Remember ______, girl, blonde, one of my roommates the first year of ________?
Yeah we hooked up in the top bunk bed while simultaneously having a conversation with u, so yeah, I remember her
i'm three days dirty after drinking 14 hours last night and some other questionable behavior (hula hooping at a large concert, for example) i will just always bring the class. and the sluttiness.
Well that's not true. She had two social skills. She kept them in her bra
Tim hortons said i dont meet their criteria. What the fuck criteria is that? You put bagels in an oven.

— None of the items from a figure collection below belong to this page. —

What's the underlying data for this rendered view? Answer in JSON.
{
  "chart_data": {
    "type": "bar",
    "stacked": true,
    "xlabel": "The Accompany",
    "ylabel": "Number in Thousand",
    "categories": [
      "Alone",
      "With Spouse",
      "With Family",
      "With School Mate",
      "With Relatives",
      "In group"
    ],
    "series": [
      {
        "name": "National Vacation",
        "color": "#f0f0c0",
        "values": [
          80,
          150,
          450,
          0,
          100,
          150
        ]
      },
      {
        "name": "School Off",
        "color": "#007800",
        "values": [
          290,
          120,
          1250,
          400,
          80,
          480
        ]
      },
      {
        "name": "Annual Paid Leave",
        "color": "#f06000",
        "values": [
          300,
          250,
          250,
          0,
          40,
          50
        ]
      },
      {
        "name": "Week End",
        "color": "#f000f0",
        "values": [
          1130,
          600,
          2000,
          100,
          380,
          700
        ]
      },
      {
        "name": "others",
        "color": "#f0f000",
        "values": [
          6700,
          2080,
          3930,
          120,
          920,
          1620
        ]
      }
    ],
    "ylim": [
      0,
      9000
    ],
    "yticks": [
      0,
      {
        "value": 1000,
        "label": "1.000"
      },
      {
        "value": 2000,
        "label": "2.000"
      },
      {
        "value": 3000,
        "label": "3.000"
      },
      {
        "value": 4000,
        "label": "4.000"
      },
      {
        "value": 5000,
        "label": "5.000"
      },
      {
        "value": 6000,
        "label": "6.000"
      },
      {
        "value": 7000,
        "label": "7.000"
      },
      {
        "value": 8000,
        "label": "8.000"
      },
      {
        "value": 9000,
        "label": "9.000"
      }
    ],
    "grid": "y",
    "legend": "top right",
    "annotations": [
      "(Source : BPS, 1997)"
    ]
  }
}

Somebody was walking their dog with their car. seriously
Dont have access to internet. masturbating to shake weight commercial.

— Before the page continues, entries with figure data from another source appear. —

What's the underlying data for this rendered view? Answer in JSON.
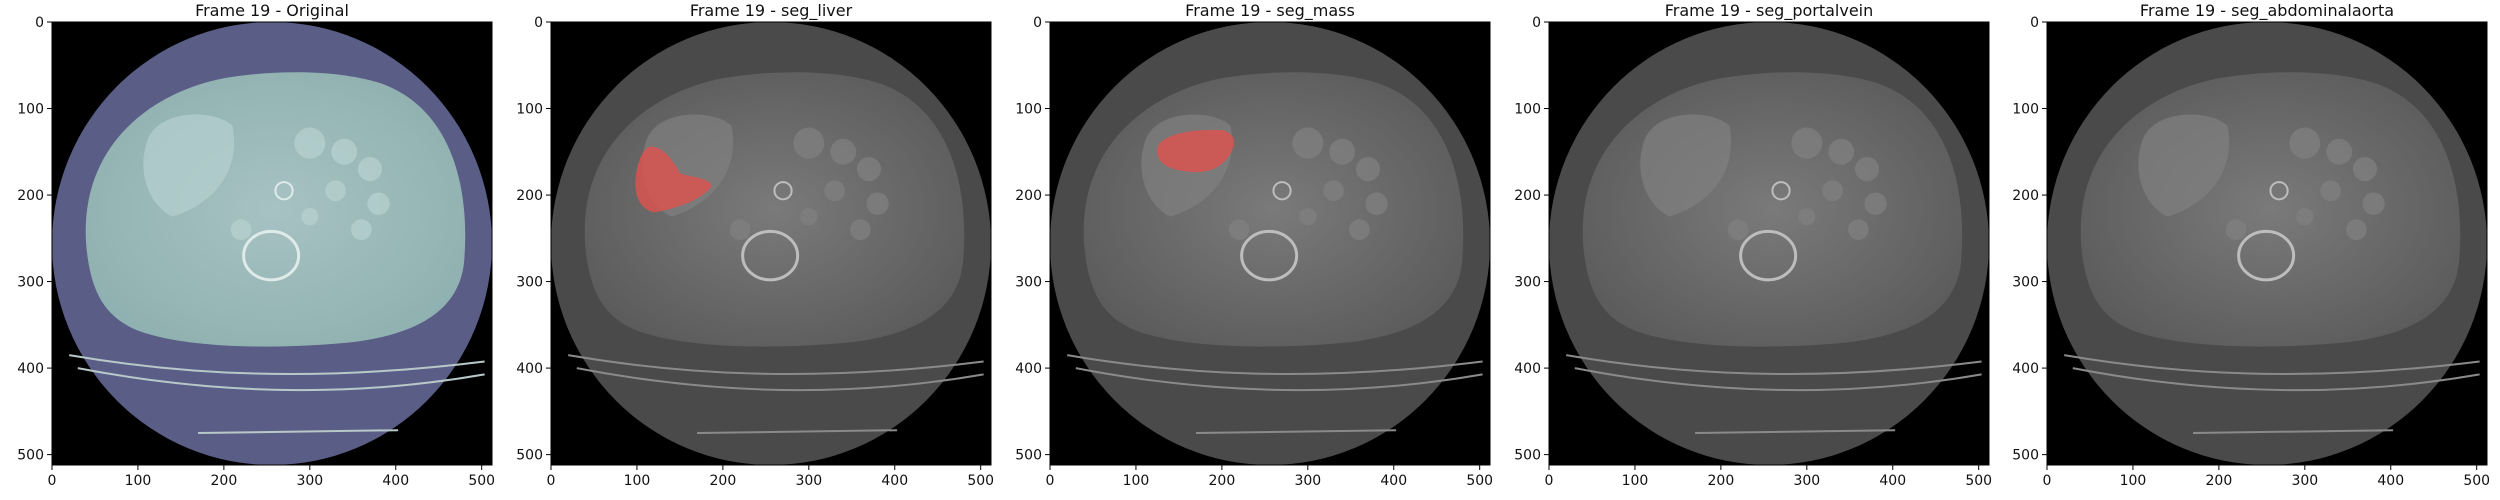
{
  "figure": {
    "panels": [
      {
        "title": "Frame 19 - Original",
        "overlay": "none",
        "mask": null
      },
      {
        "title": "Frame 19 - seg_liver",
        "overlay": "seg",
        "mask": "liver"
      },
      {
        "title": "Frame 19 - seg_mass",
        "overlay": "seg",
        "mask": "mass"
      },
      {
        "title": "Frame 19 - seg_portalvein",
        "overlay": "seg",
        "mask": null
      },
      {
        "title": "Frame 19 - seg_abdominalaorta",
        "overlay": "seg",
        "mask": null
      }
    ],
    "x_ticks": [
      "0",
      "100",
      "200",
      "300",
      "400",
      "500"
    ],
    "y_ticks": [
      "0",
      "100",
      "200",
      "300",
      "400",
      "500"
    ],
    "colors": {
      "background": "#000000",
      "original_tint": "#5a5e86",
      "body_tint": "#9fbdbd",
      "mask_color": "#d9534f"
    }
  }
}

Oh, I forgot to ask if u have any idea what happened to the back of my ear and if u were present when I almost fell off the roof...
My masturbation fantasy just had a wedding theme. I need new hobbies.
It's like, "you literally have no idea who i am but i definitely slept with your brother in your bed."
You don't understand. There's baclava and there's post sex baclava. You can't compare the two.
I have a sixth sense for large penises and lack of morals
this is a save-me-from-tijuana-tequila-and-hoookers booty call. if i don't hear from you by 8pm i'm grabbing my passport
if i'm not back tomorrow call the embassy
Is it rude to send him a, "happy birthday, I hope you finally get an STD" text?
He's the douchy one who wouldn't let me rip his shirt off, right?
Other than the whole stab wound in my leg thing, today was pretty good. The nurses all loved me and gave me a sandwich and juice.